For regulators — both data protection and competition authorities — it will pose many questions. Here is why: Back in May 2018, the EU’s Competition Commission fined Facebook for providing misleading information to the authorities when it took over WhatsApp in 2014. The core of the issues stemmed from the fact that Facebook officially denied that it would engage in activities aimed at linking WhatsApp communication data to Facebook identities, but soon after the acquisition, it did just that. Less than a month ago, the German competition authority found that Facebook’s practices of merging data from different sources — including its communication apps and other third parties — are against the rules. As part of that investigation, the authority also found that, through personal data collection and processing practices that undermine privacy rules, Facebook has established a position of dominance in the market, and it keeps exploiting it through the same unfair practices. As a result, consumers are worse off, with fewer options, higher prices (and this is not just a price tag!), and less convenient conditions available to them.

On the one hand, the new “privacy-focused vision” paradoxically suggests that Facebook is willing to engage further in these practices, forcing even stronger collaboration between data protection and competition authorities. And this is game-changing: With the GDPR, data protection authorities can impose high fines. But the power of antitrust remedies is much heavier and can really change the face of the market as we know it. On the other hand, it also suggests that Facebook is certainly going to fight back.

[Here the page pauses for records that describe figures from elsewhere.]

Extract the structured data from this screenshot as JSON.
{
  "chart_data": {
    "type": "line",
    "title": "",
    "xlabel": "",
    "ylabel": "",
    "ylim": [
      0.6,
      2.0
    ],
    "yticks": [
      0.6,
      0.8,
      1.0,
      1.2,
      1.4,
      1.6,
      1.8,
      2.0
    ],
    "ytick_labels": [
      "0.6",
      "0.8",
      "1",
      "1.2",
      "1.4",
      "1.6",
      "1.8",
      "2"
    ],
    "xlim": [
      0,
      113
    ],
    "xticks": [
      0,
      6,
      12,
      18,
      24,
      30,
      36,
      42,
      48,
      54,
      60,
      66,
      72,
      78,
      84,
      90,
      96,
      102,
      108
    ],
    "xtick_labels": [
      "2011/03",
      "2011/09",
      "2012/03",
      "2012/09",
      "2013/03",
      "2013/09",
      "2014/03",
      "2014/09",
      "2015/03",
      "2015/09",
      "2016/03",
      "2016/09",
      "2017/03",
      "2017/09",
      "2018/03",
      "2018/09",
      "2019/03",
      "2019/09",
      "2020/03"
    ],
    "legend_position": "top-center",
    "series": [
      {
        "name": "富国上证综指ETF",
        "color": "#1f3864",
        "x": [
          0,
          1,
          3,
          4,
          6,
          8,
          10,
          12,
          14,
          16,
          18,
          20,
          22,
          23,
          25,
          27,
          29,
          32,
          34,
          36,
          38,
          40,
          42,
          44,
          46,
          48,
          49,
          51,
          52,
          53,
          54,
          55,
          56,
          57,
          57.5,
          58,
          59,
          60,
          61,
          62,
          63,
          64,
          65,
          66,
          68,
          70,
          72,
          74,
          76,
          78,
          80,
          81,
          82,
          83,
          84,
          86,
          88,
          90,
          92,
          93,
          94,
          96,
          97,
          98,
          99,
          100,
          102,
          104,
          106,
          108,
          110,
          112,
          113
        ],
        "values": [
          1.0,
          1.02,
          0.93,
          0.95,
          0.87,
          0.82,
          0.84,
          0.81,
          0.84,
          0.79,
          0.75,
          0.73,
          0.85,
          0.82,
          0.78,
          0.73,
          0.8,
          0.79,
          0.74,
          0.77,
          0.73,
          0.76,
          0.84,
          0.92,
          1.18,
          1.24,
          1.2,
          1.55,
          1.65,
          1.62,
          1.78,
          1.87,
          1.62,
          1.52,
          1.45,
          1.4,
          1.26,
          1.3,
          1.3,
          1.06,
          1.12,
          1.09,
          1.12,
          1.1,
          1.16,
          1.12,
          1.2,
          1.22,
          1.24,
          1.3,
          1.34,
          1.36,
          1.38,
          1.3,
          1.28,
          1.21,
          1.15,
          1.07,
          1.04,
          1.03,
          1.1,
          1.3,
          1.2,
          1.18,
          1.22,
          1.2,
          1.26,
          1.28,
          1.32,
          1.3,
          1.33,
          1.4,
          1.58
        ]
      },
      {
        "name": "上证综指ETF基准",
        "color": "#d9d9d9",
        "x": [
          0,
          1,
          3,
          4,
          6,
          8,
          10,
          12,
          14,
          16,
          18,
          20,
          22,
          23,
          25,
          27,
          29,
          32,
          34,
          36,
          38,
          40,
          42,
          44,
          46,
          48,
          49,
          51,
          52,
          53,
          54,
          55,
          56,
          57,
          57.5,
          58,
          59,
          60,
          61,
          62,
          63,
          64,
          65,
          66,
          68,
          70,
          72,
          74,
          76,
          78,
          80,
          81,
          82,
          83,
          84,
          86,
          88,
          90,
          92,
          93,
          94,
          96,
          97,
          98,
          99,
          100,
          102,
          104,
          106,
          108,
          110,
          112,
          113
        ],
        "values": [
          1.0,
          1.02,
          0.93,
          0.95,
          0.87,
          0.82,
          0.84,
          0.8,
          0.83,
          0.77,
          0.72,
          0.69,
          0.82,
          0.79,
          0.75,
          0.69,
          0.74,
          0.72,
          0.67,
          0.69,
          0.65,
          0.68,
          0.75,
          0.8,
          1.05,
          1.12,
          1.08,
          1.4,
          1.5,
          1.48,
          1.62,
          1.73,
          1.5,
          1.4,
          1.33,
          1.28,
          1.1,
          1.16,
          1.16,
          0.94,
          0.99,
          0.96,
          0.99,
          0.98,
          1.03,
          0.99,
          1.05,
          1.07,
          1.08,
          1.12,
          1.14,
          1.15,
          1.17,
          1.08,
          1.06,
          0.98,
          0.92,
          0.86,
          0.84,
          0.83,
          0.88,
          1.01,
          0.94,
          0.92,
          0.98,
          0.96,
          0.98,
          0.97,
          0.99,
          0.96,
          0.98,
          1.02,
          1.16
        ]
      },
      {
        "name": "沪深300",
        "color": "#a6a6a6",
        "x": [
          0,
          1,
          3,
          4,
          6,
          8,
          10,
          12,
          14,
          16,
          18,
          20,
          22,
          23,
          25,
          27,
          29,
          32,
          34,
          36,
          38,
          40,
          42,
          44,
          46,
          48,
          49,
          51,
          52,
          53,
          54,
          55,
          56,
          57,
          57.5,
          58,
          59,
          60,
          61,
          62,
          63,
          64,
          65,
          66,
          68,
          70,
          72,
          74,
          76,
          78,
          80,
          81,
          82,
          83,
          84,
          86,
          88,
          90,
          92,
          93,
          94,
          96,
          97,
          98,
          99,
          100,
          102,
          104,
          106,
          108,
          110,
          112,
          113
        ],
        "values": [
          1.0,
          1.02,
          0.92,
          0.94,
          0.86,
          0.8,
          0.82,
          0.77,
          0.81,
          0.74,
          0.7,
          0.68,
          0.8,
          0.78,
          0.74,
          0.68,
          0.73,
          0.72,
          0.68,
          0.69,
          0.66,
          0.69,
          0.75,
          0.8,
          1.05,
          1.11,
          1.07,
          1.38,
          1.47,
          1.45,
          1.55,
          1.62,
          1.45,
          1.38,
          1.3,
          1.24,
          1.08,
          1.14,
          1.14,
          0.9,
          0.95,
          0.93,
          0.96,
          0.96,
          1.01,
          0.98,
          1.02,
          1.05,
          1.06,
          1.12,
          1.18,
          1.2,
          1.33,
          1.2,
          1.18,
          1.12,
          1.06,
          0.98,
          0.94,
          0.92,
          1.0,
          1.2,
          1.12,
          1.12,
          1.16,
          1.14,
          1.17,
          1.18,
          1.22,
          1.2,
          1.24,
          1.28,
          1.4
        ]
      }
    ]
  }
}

Concerns about Facebook privacy practices have been loud and persistent, but recently Facebook has finally acknowledged its issues and has started to make changes. It has grown its privacy team significantly, which is a step in the right direction, but the time has come for it to make much-needed improvements to its privacy governance. Facebook’s repeated promises and public commitment to improve its privacy practices and the continuous attention from regulators will hopefully inject some privacy wisdom as the teams put their heads down on attempting to implement their new vision.